Building An Analytics Data Pipeline In Python

This post was originally published here

If you’ve ever wanted to work with streaming data, or data that changes quickly, you may be familiar with the concept of a data pipeline. Data pipelines allow you transform data from one representation to another through a series of steps. Data pipelines are a key part of data engineering, which we teach in our new Data Engineer Path.

A common use case for a data pipeline is figuring out information about the visitors to your web site. If you’re familiar with Google Analytics, you know the value of seeing real-time and historical information on visitors. In this blog post, we’ll use data from web server logs to answer questions about our visitors.

If you’re unfamiliar, every time you visit a web page, such as the Dataquest Blog, your browser is sent data from a web server. To host this blog, we use a high-performance web server called Nginx. Here’s how the process of you typing in a URL and seeing a result works:

The process of sending a request from a web browser to a server.

First, the client sends a request to the web server asking for a certain page. The web server then loads the page from the filesystem and returns it to the client (the web server could also dynamically generate the page, but we won’t worry about that case right now). As it serves the request, the web server writes a line to a log file on the filesystem that contains some metadata about the client and the request. This log enables someone to later see who visited which pages on the website at what time, and perform other analysis.
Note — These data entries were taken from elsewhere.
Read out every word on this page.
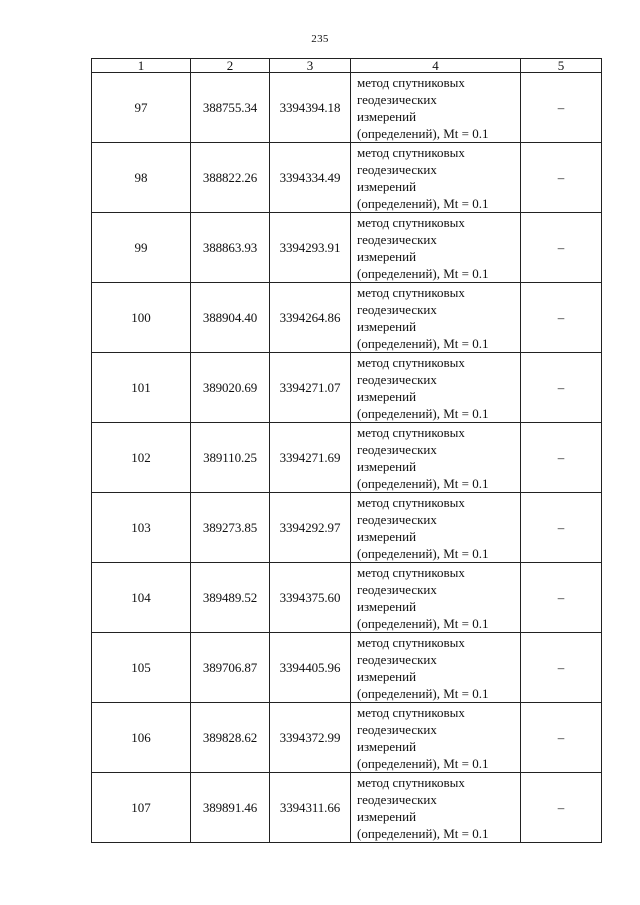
235
1	2	3	4	5
97	388755.34	3394394.18	метод спутниковых
геодезических
измерений
(определений), Mt = 0.1	–
98	388822.26	3394334.49	метод спутниковых
геодезических
измерений
(определений), Mt = 0.1	–
99	388863.93	3394293.91	метод спутниковых
геодезических
измерений
(определений), Mt = 0.1	–
100	388904.40	3394264.86	метод спутниковых
геодезических
измерений
(определений), Mt = 0.1	–
101	389020.69	3394271.07	метод спутниковых
геодезических
измерений
(определений), Mt = 0.1	–
102	389110.25	3394271.69	метод спутниковых
геодезических
измерений
(определений), Mt = 0.1	–
103	389273.85	3394292.97	метод спутниковых
геодезических
измерений
(определений), Mt = 0.1	–
104	389489.52	3394375.60	метод спутниковых
геодезических
измерений
(определений), Mt = 0.1	–
105	389706.87	3394405.96	метод спутниковых
геодезических
измерений
(определений), Mt = 0.1	–
106	389828.62	3394372.99	метод спутниковых
геодезических
измерений
(определений), Mt = 0.1	–
107	389891.46	3394311.66	метод спутниковых
геодезических
измерений
(определений), Mt = 0.1	–
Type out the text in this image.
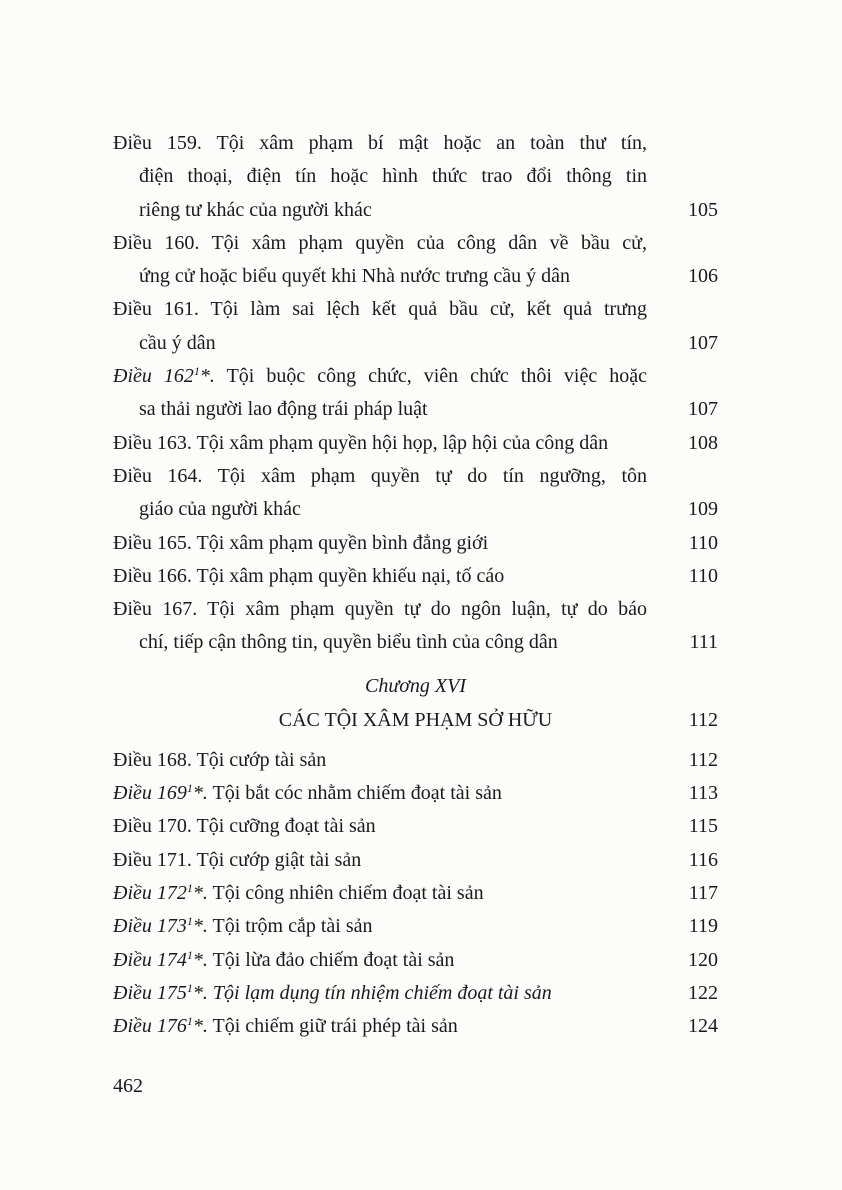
Điều 159. Tội xâm phạm bí mật hoặc an toàn thư tín,
điện thoại, điện tín hoặc hình thức trao đổi thông tin
riêng tư khác của người khác	105
Điều 160. Tội xâm phạm quyền của công dân về bầu cử,
ứng cử hoặc biểu quyết khi Nhà nước trưng cầu ý dân	106
Điều 161. Tội làm sai lệch kết quả bầu cử, kết quả trưng
cầu ý dân	107
Điều $162^1*$. Tội buộc công chức, viên chức thôi việc hoặc
sa thải người lao động trái pháp luật	107
Điều 163. Tội xâm phạm quyền hội họp, lập hội của công dân	108
Điều 164. Tội xâm phạm quyền tự do tín ngưỡng, tôn
giáo của người khác	109
Điều 165. Tội xâm phạm quyền bình đẳng giới	110
Điều 166. Tội xâm phạm quyền khiếu nại, tố cáo	110
Điều 167. Tội xâm phạm quyền tự do ngôn luận, tự do báo
chí, tiếp cận thông tin, quyền biểu tình của công dân	111
Chương XVI
CÁC TỘI XÂM PHẠM SỞ HỮU	112
Điều 168. Tội cướp tài sản	112
Điều $169^1*$. Tội bắt cóc nhằm chiếm đoạt tài sản	113
Điều 170. Tội cưỡng đoạt tài sản	115
Điều 171. Tội cướp giật tài sản	116
Điều $172^1*$. Tội công nhiên chiếm đoạt tài sản	117
Điều $173^1*$. Tội trộm cắp tài sản	119
Điều $174^1*$. Tội lừa đảo chiếm đoạt tài sản	120
Điều $175^1*$. Tội lạm dụng tín nhiệm chiếm đoạt tài sản	122
Điều $176^1*$. Tội chiếm giữ trái phép tài sản	124
462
Here are a few lines from the Nginx log for this blog:

X.X.X.X - - [09/Mar/2017:01:15:59 +0000] "GET /blog/assets/css/jupyter.css HTTP/1.1" 200 30294 "http://www.dataquest.io/blog/" "Mozilla/5.0 (X11; Linux x86_64) AppleWebKit/537.36 (KHTML, like Gecko) Ubuntu Chromium/53.0.2785.143 Chrome/53.0.2785.143 Safari/537.36 PingdomPageSpeed/1.0 (pingbot/2.0; +http://www.pingdom.com/)"
X.X.X.X - - [09/Mar/2017:01:15:59 +0000] "GET /blog/assets/js/jquery-1.11.1.min.js HTTP/1.1" 200 95786 "http://www.dataquest.io/blog/" "Mozilla/5.0 (X11; Linux x86_64) AppleWebKit/537.36 (KHTML, like Gecko) Ubuntu Chromium/53.0.2785.143 Chrome/53.0.2785.143 Safari/537.36 PingdomPageSpeed/1.0 (pingbot/2.0; +http://www.pingdom.com/)"
X.X.X.X - - [09/Mar/2017:01:15:59 +0000] "GET /blog/assets/js/markdeep.min.js HTTP/1.1" 200 58713 "http://www.dataquest.io/blog/" "Mozilla/5.0 (X11; Linux x86_64) AppleWebKit/537.36 (KHTML, like Gecko) Ubuntu Chromium/53.0.2785.143 Chrome/53.0.2785.143 Safari/537.36 PingdomPageSpeed/1.0 (pingbot/2.0; +http://www.pingdom.com/)"
X.X.X.X - - [09/Mar/2017:01:15:59 +0000] "GET /blog/assets/js/index.js HTTP/1.1" 200 3075 "http://www.dataquest.io/blog/" "Mozilla/5.0 (X11; Linux x86_64) AppleWebKit/537.36 (KHTML, like Gecko) Ubuntu Chromium/53.0.2785.143 Chrome/53.0.2785.143 Safari/537.36 PingdomPageSpeed/1.0 (pingbot/2.0; +http://www.pingdom.com/)"
X.X.X.X - - [09/Mar/2017:01:16:00 +0000] "GET /blog/atom.xml HTTP/1.1" 301 194 "-" "UniversalFeedParser/5.2.1 +https://code.google.com/p/feedparser/"
X.X.X.X - - [09/Mar/2017:01:16:01 +0000] "GET /blog/feed.xml HTTP/1.1" 200 48285 "-" "UniversalFeedParser/5.2.1 +https://code.google.com/p/feedparser/"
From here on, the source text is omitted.